Re:Collections, which aims to provide “bespoke consultancy” on making museums anti-racist, has received government funding to support projects which transform cultural attractions, altering how history is presented to it into alignment with the propositions of radical identity politics.
With little more than five years to go until the Welsh Government’s Year Zero date, the pace of the Welsh cultural revolution is starting to accelerate.
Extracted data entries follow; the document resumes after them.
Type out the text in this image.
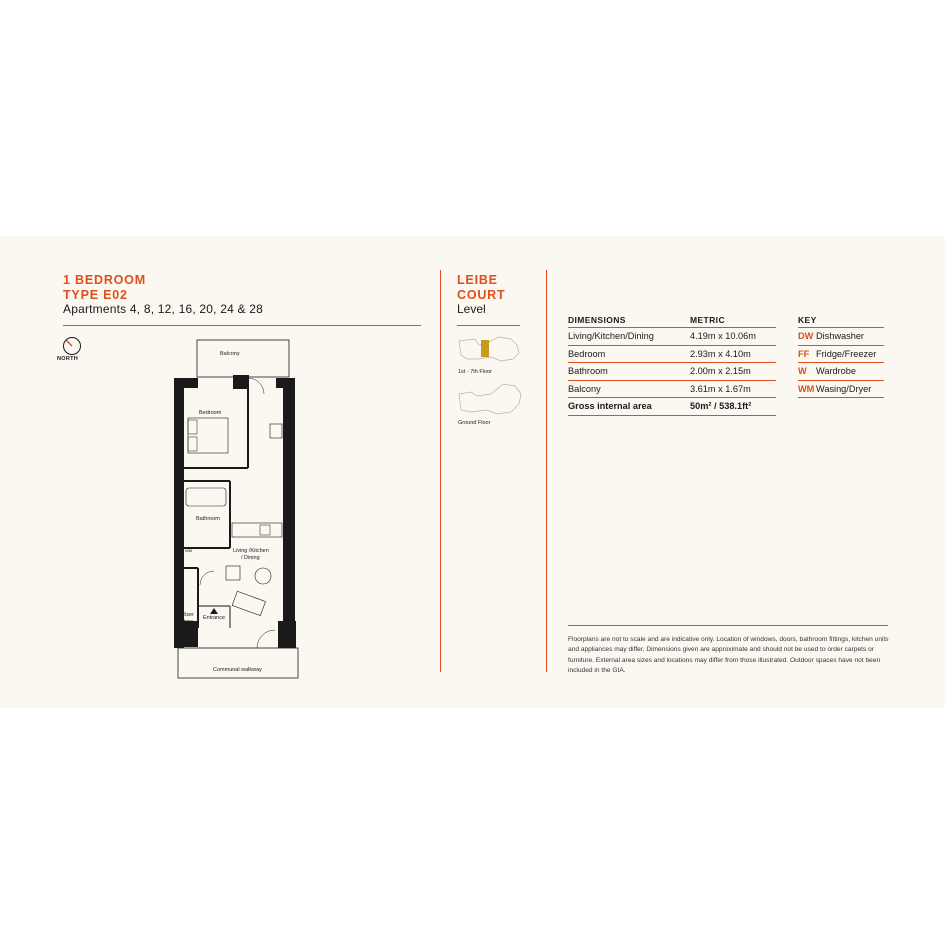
1 BEDROOM
TYPE E02
Apartments 4, 8, 12, 16, 20, 24 & 28
NORTH
Balcony
Bedroom
Bathroom
Living /Kitchen
/ Dining
Riser
Store
Entrance
Communal walkway
WM
LEIBE
COURT
Level
1st - 7th Floor
Ground Floor
DIMENSIONS	METRIC
Living/Kitchen/Dining	4.19m x 10.06m
Bedroom	2.93m x 4.10m
Bathroom	2.00m x 2.15m
Balcony	3.61m x 1.67m
Gross internal area	50m² / 538.1ft²
KEY	
DW	Dishwasher
FF	Fridge/Freezer
W	Wardrobe
WM	Wasing/Dryer
Floorplans are not to scale and are indicative only. Location of windows, doors, bathroom fittings, kitchen units and appliances may differ. Dimensions given are approximate and should not be used to order carpets or furniture. External area sizes and locations may differ from those illustrated. Outdoor spaces have not been included in the GIA.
Amgueddfa Lloyd George Museum in Llanystumdwy, which describes itself as “dedicated to the life and times of David Lloyd George”, recently consulted with Re:Collections on how to “decolonise” the former prime minister’s childhood cottage. According to the museums service for Plaid Cymru-run Gwynedd council, which operates the site, this project involved staff undergoing taxpayer funded “anti-racist” training.
Thanks to proposals that form part of a wider £135,000 grant drawn down from the Action Plan’s funding stream, a project called ‘Anti-Racist Library Collections’ has begun instructing Welsh librarians on how to align with “anti-racist principles” via new staff training sessions on “critical whiteness studies” and overcoming the “dominant paradigm of whiteness”.
Earlier this year, it emerged that “decolonisation training experts” tasked with delivering this project have stipulated that training sessions for library staff should not take place in buildings with a “racist” past.
Helpfully for Welsh librarians, the Action Plan has already yielded a user-friendly blacklist of buildings in the country likely to be thick with the sort of spectral miasma of toxic whiteness that anti-racism trainers would no doubt wish to avoid.
In it 2021 report, The Slave Trade and the British Empire: An Audit of Commemoration in Wales, the devolved government scrutinised a total of 57 monuments. 93 public buildings and places, and 442 street names for their linguistic connections to 203 famous British historical figures with alleged links to the British Empire, the African slave trade and/or colonialism more generally.